The late 1990's/early 2000s were good for Keanu Reeves. The Matrix was a box office hit spawning two sequels with a third one heading to theaters later this year. He probably could have had his choice of projects as he had previously displayed his versatility in roles such as a goofy teenager In the Bill & Ted series of films to a serious independent movie actor in My Own Private Idaho and a bona fide action star in The Matrix. However, in between the big Hollywood Blockbusters, he would work on other projects. One of these movies was 2001's Hardball.

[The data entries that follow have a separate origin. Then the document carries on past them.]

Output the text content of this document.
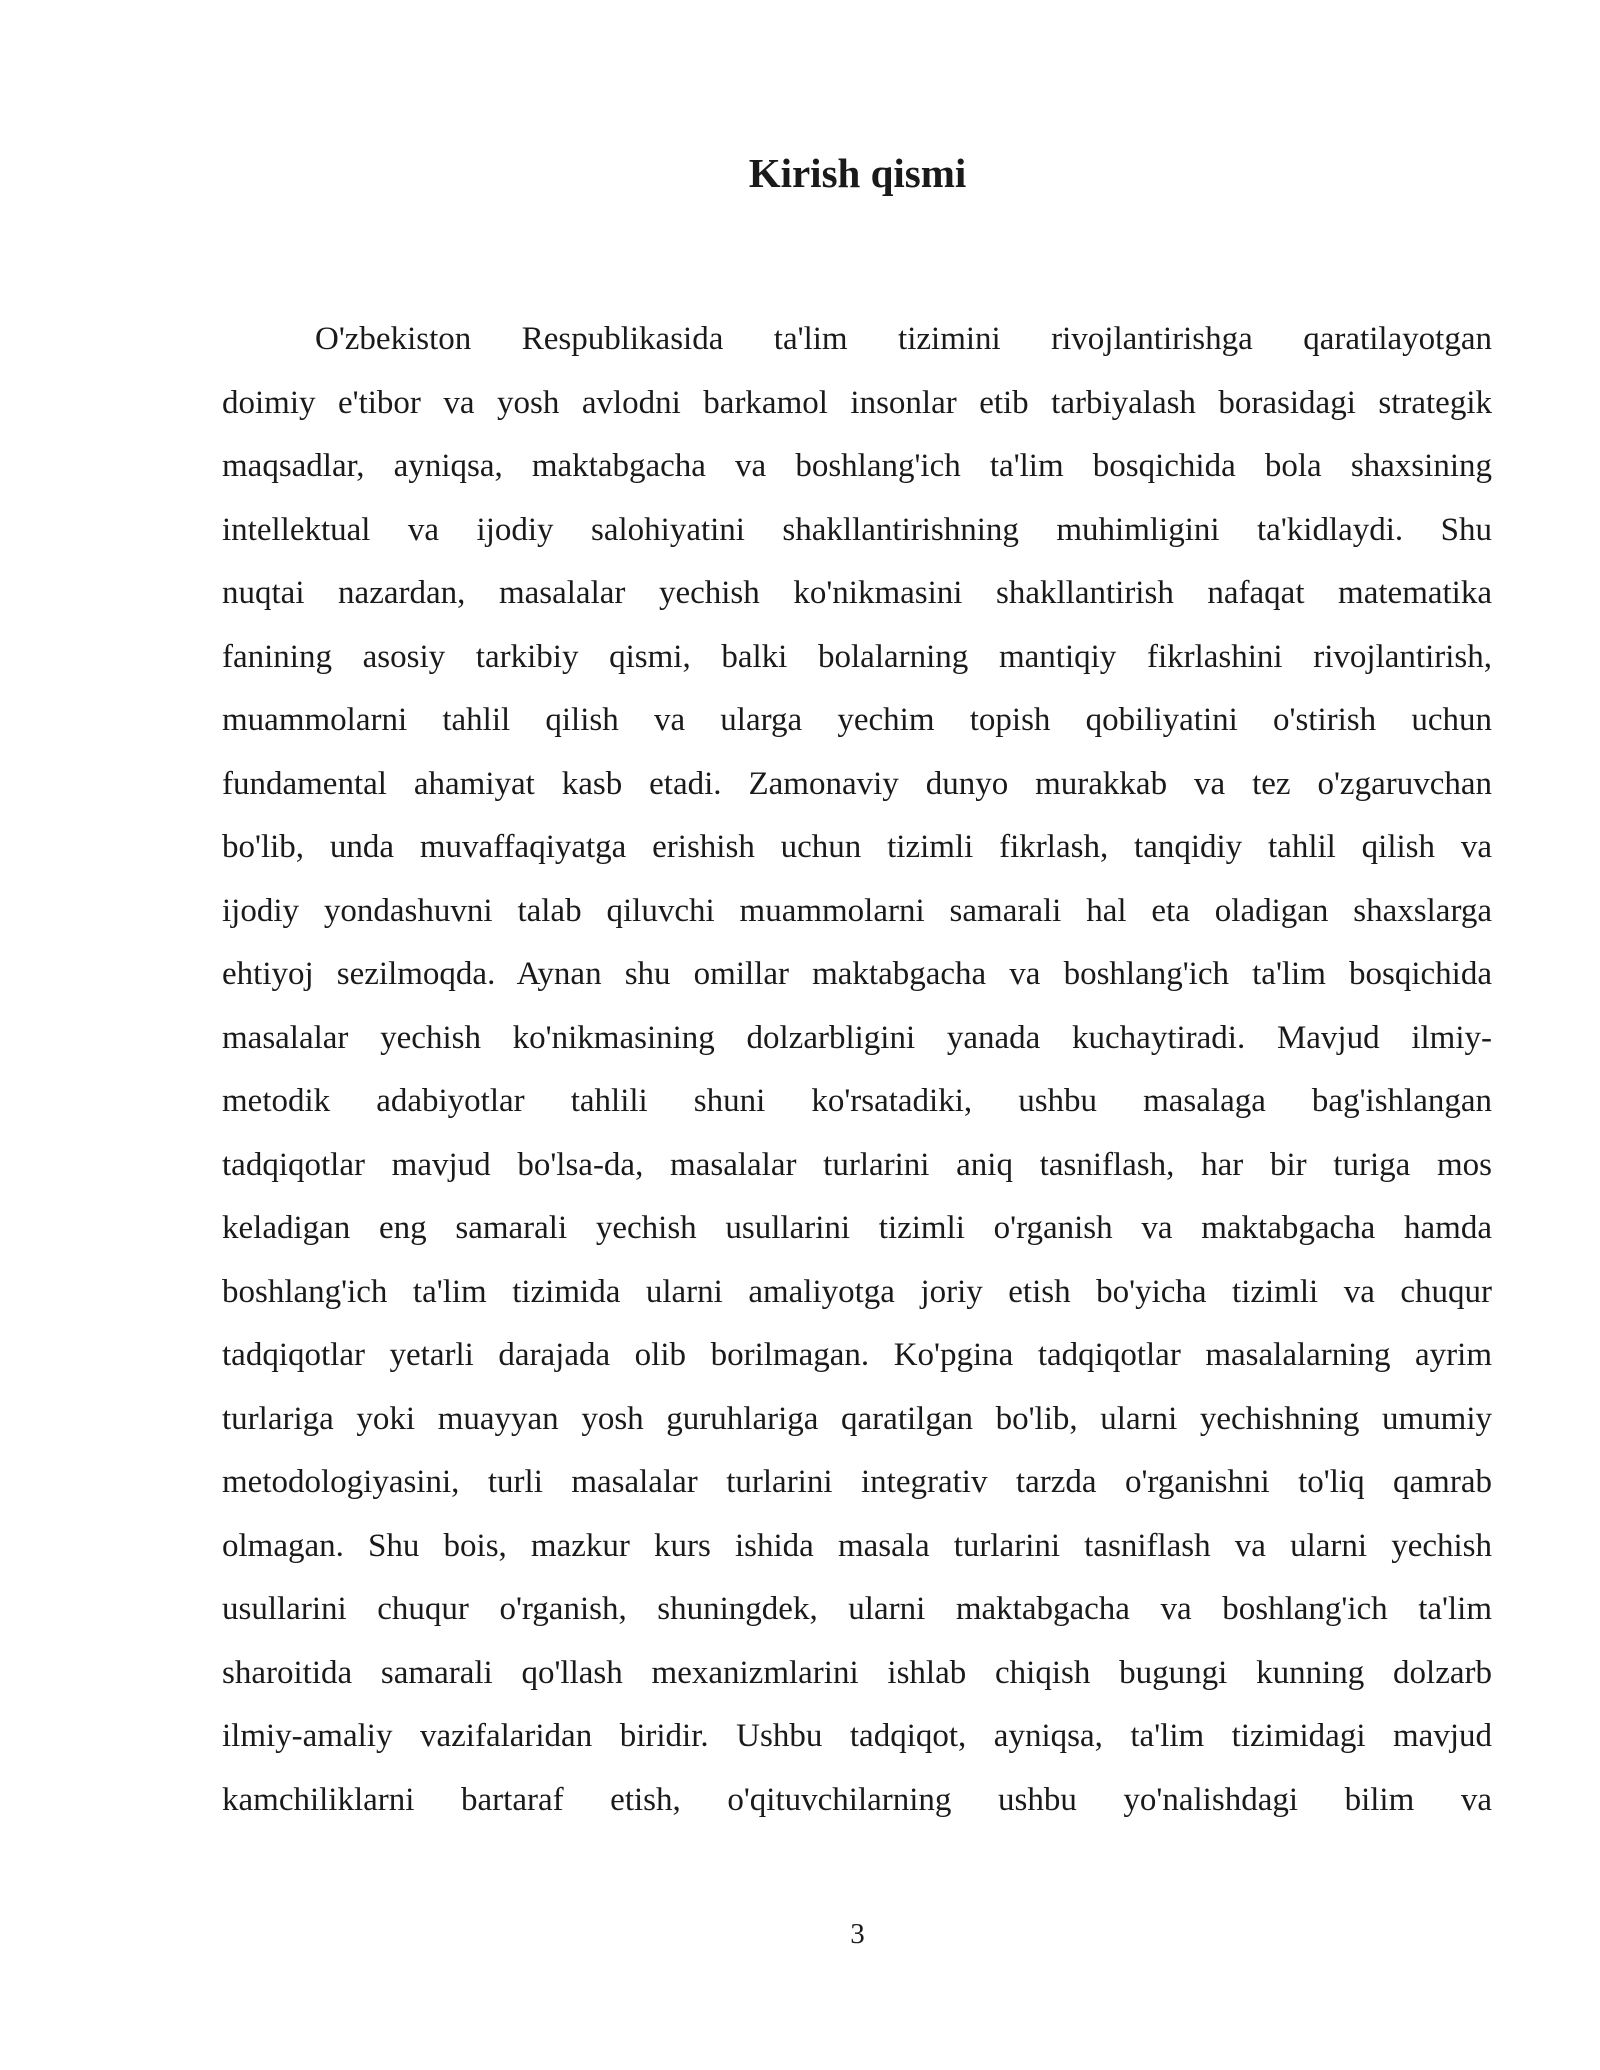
Kirish qismi
O'zbekiston Respublikasida ta'lim tizimini rivojlantirishga qaratilayotgan
doimiy e'tibor va yosh avlodni barkamol insonlar etib tarbiyalash borasidagi strategik
maqsadlar, ayniqsa, maktabgacha va boshlang'ich ta'lim bosqichida bola shaxsining
intellektual va ijodiy salohiyatini shakllantirishning muhimligini ta'kidlaydi. Shu
nuqtai nazardan, masalalar yechish ko'nikmasini shakllantirish nafaqat matematika
fanining asosiy tarkibiy qismi, balki bolalarning mantiqiy fikrlashini rivojlantirish,
muammolarni tahlil qilish va ularga yechim topish qobiliyatini o'stirish uchun
fundamental ahamiyat kasb etadi. Zamonaviy dunyo murakkab va tez o'zgaruvchan
bo'lib, unda muvaffaqiyatga erishish uchun tizimli fikrlash, tanqidiy tahlil qilish va
ijodiy yondashuvni talab qiluvchi muammolarni samarali hal eta oladigan shaxslarga
ehtiyoj sezilmoqda. Aynan shu omillar maktabgacha va boshlang'ich ta'lim bosqichida
masalalar yechish ko'nikmasining dolzarbligini yanada kuchaytiradi. Mavjud ilmiy-
metodik adabiyotlar tahlili shuni ko'rsatadiki, ushbu masalaga bag'ishlangan
tadqiqotlar mavjud bo'lsa-da, masalalar turlarini aniq tasniflash, har bir turiga mos
keladigan eng samarali yechish usullarini tizimli o'rganish va maktabgacha hamda
boshlang'ich ta'lim tizimida ularni amaliyotga joriy etish bo'yicha tizimli va chuqur
tadqiqotlar yetarli darajada olib borilmagan. Ko'pgina tadqiqotlar masalalarning ayrim
turlariga yoki muayyan yosh guruhlariga qaratilgan bo'lib, ularni yechishning umumiy
metodologiyasini, turli masalalar turlarini integrativ tarzda o'rganishni to'liq qamrab
olmagan. Shu bois, mazkur kurs ishida masala turlarini tasniflash va ularni yechish
usullarini chuqur o'rganish, shuningdek, ularni maktabgacha va boshlang'ich ta'lim
sharoitida samarali qo'llash mexanizmlarini ishlab chiqish bugungi kunning dolzarb
ilmiy-amaliy vazifalaridan biridir. Ushbu tadqiqot, ayniqsa, ta'lim tizimidagi mavjud
kamchiliklarni bartaraf etish, o'qituvchilarning ushbu yo'nalishdagi bilim va
3
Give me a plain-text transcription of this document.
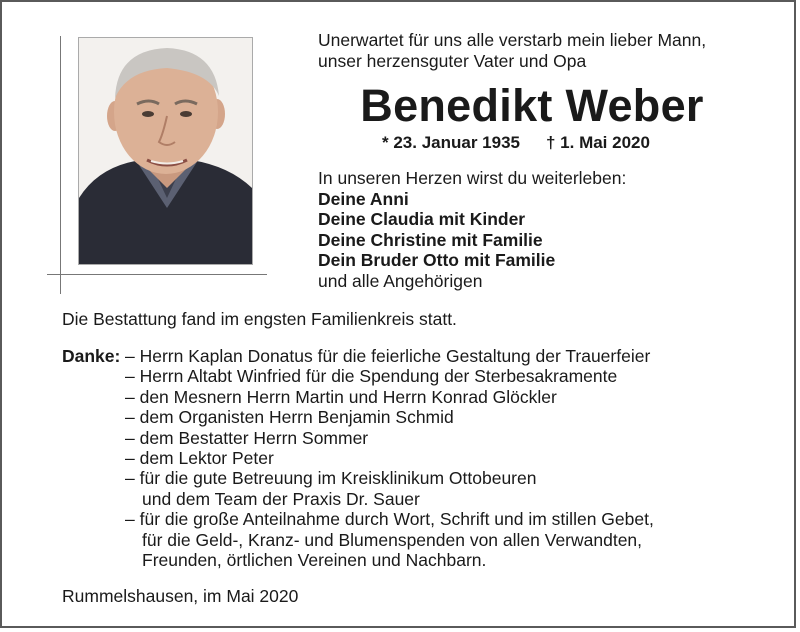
Unerwartet für uns alle verstarb mein lieber Mann,
unser herzensguter Vater und Opa
Benedikt Weber
* 23. Januar 1935 † 1. Mai 2020
In unseren Herzen wirst du weiterleben:
Deine Anni
Deine Claudia mit Kinder
Deine Christine mit Familie
Dein Bruder Otto mit Familie
und alle Angehörigen
Die Bestattung fand im engsten Familienkreis statt.
Danke: – Herrn Kaplan Donatus für die feierliche Gestaltung der Trauerfeier
– Herrn Altabt Winfried für die Spendung der Sterbesakramente
– den Mesnern Herrn Martin und Herrn Konrad Glöckler
– dem Organisten Herrn Benjamin Schmid
– dem Bestatter Herrn Sommer
– dem Lektor Peter
– für die gute Betreuung im Kreisklinikum Ottobeuren
und dem Team der Praxis Dr. Sauer
– für die große Anteilnahme durch Wort, Schrift und im stillen Gebet,
für die Geld-, Kranz- und Blumenspenden von allen Verwandten,
Freunden, örtlichen Vereinen und Nachbarn.
Rummelshausen, im Mai 2020
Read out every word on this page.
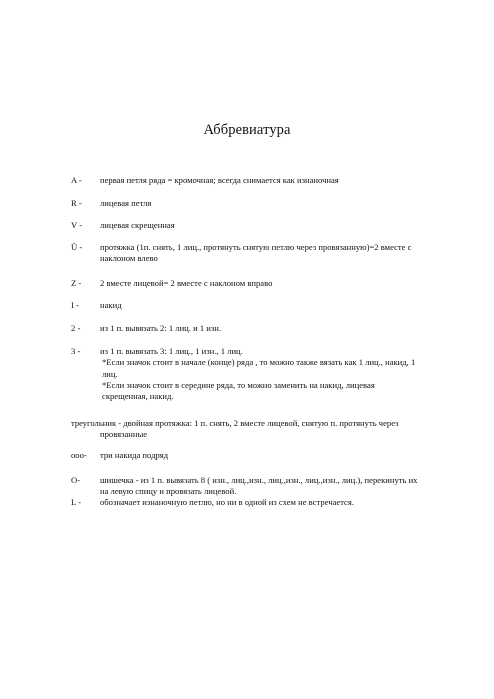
Аббревиатура
A -	первая петля ряда = кромочная; всегда снимается как изнаночная
R -	лицевая петля
V -	лицевая скрещенная
Ü -	протяжка (1п. снять, 1 лиц., протянуть снятую петлю через провязанную)=2 вместе с
наклоном влево
Z -	2 вместе лицевой= 2 вместе с наклоном вправо
I -	накид
2 -	из 1 п. вывязать 2: 1 лиц. и 1 изн.
3 -	из 1 п. вывязать 3: 1 лиц., 1 изн., 1 лиц.
*Если значок стоит в начале (конце) ряда , то можно также вязать как 1 лиц., накид, 1
лиц.
*Если значок стоит в середине ряда, то можно заменить на накид, лицевая
скрещенная, накид.
треугольник - двойная протяжка: 1 п. снять, 2 вместе лицевой, снятую п. протянуть через
провязанные
ooo-	три накида подряд
O-	шишечка - из 1 п. вывязать 8 ( изн., лиц.,изн., лиц.,изн., лиц.,изн., лиц.), перекинуть их
на левую спицу и провязать лицевой.
L -	обозначает изнаночную петлю, но ни в одной из схем не встречается.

Conor O'Neill (Reeves) was a gambler. Primarily betting on sports events. Lately, he had been having a string of bad luck and owed money to several bookies. Desperate, he appeals to his friend, Jimmy Fleming (Mike McGlone; The Brothers McMullen) asking Jimmy for a loan. Having "loaned" Conor money in the past, Jimmy refuses but instead hires Conor at $500 per week for ten weeks to coach a little league team in the projects. Ill-equipped to coach and challenged at every turn by the league officials and the boys that make up his team, Conor wants to quit but sticks with it to pay off the people who want to hurt him.
Unlike some of his more recent films, Reeves displays several different emotions. He's angry, sad, scared, happy, excited amazed, etc. which gives Conor more depth and makes him somewhat interesting. Diane Lane (Zack Snyder's Justice League) is well cast as the parochial schoolteacher trying to educate these boys, but I found very little chemistry between her and Reeves. Joining them are a group of talented young men, many of whom were on a movie set for the first time. Some have gone on to acting careers, most notably Kris D. Lofton (Ballers) and Michael B. Jordan (Black Panther).
Despite being released on Blu-ray only, Hardball looks pretty good in 1080p resolution. Honestly, the film is only twenty years old (a relative baby in the world of movies) but technology has advanced quite a bit so the film could have looked a little rough. Luckily, details are sharp and clean, and the color hues are deep, true, and run the gambit from dirt to graffiti spray painted in red across the side of a building.
The DTS-HD Master Audio 5.1 is strong as well and enhances the viewing experience. From the cracking of the bat, as it makes contact with the ball to the eclectic soundtrack and score, the textures of the different sounds are evident. Dialogue sits comfortably in the front speakers but isn't drowned out by the music.
There are technically six extras included on the Blu-ray disc. They include Commentary by director Brian Robbins and writer John Gatins, The Making of Hardball, Deleted Scenes, Music Video – "Hardball" by Lil' Bow Wow, Lil' Wayne, Lil' Zane and Sammie, Interstitials, and the Theatrical Trailer. Robbins and Gatins have some interesting things to say and the making of featurette is sweet but some of the other extras are merely okay.
It is nice to go back and watch a movie in which Reeves smiled as opposed to the permanent scowl he seems to does these days. The kids are cute and do a good job for being so young. The plot is somewhat reminiscent of The Bad News Bears but veers off in a different direction towards the end of the film with a moment of reality shock and sadness.
As a side note, don't be fooled by the younger cast members or the plot of a guy forced into coaching little league, Hardball is not a family-friendly movie because it includes strong language (sometimes from the kids) and some violence.
Stereotypical at its best, copycat at its worst, Hardball is okay but nothing special. Watch it once and you will realize it is mostly by the numbers with a younger Reeves actually enjoying some moments on screen.